Designing business to work with governments is something that Richard Haass talks about in a McKinsey Quarterly interview. Haass is president of the US Council on Foreign Relations and has written several books on the connections between government and business, including The Bureaucratic Entrepreneur: how to be effective in any unruly organization which is packed with ideas, references, and insights on getting things done in any organization where that seems an impossible dream.
The McKinsey interview with Haass focuses on the point that
"around the world they (governments and business) will be partners as well, because increasingly governments will negotiate the context in which businesses will operate-whether it deals with climate change, trade, investment, health.

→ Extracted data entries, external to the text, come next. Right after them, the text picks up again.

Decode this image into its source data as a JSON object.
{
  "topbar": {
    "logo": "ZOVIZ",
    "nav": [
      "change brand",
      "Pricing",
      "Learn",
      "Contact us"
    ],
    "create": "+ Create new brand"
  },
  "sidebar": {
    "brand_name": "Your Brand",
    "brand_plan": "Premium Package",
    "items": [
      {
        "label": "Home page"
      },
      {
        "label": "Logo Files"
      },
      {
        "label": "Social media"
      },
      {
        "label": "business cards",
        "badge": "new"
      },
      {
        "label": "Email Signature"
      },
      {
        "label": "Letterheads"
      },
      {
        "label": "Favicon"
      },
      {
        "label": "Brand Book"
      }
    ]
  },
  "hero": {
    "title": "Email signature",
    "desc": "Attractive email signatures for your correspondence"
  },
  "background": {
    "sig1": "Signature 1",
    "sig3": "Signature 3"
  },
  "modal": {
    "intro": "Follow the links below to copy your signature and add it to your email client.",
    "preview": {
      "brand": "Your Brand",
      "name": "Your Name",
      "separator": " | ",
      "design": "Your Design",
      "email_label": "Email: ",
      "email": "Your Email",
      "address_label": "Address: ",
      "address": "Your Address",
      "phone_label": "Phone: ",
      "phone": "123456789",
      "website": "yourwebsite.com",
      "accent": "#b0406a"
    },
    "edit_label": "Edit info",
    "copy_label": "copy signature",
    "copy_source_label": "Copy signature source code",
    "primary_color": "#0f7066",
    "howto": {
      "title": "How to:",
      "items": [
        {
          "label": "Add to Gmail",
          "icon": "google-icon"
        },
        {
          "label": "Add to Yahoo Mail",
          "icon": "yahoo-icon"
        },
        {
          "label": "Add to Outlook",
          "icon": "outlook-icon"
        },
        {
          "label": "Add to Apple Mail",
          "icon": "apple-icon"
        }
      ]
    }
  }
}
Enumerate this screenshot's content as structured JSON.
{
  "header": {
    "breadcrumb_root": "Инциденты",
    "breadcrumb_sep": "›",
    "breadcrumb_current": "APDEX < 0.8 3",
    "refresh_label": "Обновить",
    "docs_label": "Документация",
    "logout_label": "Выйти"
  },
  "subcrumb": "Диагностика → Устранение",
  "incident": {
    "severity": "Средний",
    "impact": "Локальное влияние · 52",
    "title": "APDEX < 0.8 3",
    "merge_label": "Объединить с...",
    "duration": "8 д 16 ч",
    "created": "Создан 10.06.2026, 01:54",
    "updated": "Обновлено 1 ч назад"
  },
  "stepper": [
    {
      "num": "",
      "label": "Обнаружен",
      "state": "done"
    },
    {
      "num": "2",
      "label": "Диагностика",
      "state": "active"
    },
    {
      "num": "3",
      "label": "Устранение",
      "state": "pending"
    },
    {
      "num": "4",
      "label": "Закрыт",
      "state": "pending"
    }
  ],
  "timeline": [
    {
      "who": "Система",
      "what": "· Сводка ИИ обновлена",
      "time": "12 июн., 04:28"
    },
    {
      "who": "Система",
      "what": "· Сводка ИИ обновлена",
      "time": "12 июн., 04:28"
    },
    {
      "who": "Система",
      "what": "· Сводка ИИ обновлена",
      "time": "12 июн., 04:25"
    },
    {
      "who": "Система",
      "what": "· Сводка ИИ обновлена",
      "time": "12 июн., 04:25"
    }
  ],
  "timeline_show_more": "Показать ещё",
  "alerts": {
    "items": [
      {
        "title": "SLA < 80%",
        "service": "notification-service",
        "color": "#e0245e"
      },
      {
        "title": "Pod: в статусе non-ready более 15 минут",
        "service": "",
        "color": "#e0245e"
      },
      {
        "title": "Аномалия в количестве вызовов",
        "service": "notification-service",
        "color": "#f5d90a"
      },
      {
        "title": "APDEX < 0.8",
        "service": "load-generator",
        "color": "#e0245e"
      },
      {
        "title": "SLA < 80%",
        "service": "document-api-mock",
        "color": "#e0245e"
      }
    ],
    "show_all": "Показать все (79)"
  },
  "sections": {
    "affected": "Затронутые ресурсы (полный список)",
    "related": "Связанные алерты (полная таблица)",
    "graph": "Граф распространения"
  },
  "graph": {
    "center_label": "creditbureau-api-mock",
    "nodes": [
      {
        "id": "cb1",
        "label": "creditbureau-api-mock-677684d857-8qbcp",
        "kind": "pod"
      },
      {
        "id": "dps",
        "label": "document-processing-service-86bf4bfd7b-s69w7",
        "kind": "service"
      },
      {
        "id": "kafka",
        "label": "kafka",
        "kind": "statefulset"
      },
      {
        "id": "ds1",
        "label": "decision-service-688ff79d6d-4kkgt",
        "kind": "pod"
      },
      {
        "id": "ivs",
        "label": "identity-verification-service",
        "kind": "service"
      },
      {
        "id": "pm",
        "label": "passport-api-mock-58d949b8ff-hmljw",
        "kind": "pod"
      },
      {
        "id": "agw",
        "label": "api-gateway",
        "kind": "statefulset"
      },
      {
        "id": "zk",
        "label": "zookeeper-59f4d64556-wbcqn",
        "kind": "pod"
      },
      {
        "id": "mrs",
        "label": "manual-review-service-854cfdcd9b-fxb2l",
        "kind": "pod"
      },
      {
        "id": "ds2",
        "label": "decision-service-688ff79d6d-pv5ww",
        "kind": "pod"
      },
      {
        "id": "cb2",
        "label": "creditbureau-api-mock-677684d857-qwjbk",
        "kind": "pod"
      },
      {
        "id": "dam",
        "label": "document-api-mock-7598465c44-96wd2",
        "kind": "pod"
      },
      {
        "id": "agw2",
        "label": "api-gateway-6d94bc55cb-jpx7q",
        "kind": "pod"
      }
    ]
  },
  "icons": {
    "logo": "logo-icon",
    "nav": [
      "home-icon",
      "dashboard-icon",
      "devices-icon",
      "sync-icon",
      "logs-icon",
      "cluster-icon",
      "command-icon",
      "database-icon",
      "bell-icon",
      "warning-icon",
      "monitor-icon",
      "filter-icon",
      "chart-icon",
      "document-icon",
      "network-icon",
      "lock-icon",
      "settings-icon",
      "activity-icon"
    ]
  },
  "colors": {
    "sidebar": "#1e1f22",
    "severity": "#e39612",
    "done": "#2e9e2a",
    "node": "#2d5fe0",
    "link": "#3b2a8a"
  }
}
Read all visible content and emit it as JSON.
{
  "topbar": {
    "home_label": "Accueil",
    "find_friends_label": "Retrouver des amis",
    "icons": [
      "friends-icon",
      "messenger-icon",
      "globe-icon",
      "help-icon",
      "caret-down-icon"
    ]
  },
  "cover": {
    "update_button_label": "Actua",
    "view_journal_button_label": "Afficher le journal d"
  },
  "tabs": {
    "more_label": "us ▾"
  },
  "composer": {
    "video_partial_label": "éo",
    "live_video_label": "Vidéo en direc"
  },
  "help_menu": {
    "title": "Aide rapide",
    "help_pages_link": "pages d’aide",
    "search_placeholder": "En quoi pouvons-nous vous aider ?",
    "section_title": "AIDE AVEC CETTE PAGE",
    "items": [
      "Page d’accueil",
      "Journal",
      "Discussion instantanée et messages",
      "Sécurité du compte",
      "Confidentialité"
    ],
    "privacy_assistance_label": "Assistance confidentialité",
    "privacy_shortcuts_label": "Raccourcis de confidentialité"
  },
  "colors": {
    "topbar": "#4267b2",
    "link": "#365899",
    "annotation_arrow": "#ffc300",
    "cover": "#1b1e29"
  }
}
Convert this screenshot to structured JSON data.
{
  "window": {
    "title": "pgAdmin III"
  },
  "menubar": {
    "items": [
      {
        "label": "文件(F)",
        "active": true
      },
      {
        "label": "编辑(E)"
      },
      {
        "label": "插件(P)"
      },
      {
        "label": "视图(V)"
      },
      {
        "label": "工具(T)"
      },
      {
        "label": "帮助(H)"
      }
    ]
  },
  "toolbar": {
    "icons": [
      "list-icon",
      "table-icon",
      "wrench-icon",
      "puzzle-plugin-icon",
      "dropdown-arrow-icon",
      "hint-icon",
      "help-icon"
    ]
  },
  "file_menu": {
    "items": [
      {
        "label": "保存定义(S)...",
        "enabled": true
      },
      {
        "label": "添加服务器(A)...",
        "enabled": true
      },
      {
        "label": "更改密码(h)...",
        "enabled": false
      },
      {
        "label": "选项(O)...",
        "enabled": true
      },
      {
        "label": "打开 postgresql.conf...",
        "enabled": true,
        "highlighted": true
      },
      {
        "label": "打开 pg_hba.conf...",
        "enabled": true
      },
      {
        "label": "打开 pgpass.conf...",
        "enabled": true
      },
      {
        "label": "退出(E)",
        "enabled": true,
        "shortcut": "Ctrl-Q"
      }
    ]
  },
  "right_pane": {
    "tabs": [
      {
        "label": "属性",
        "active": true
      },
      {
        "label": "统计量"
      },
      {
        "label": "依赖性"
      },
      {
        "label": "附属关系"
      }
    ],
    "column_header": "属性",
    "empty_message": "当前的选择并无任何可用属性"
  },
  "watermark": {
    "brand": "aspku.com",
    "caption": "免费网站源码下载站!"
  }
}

Plus government will also be for the most part providing security.
Increasingly CEOs, when they get up in the morning and look out through their window or across their desk, they are dealing with a range of constituencies that looks an awful lot like what a cabinet member might look at.
You've got independent media. You've got independent workers or unionized workers. You've got all these NGOs who are pushing you to do X, Y, or Z. Well, this is very much a political environment. The idea that you reach these decisions in some sort of splendid profit-and-loss isolation, those days are over-if they ever really existed to begin with. So I actually think each has something to learn from the other."
His viewpoint is one that, if shared by business people, would require differently designed organizations – ones that included a range of stakeholders in the design process, and recognized that their interests needed to be valued, invested in, and included as much as those of the direct employees of the organization.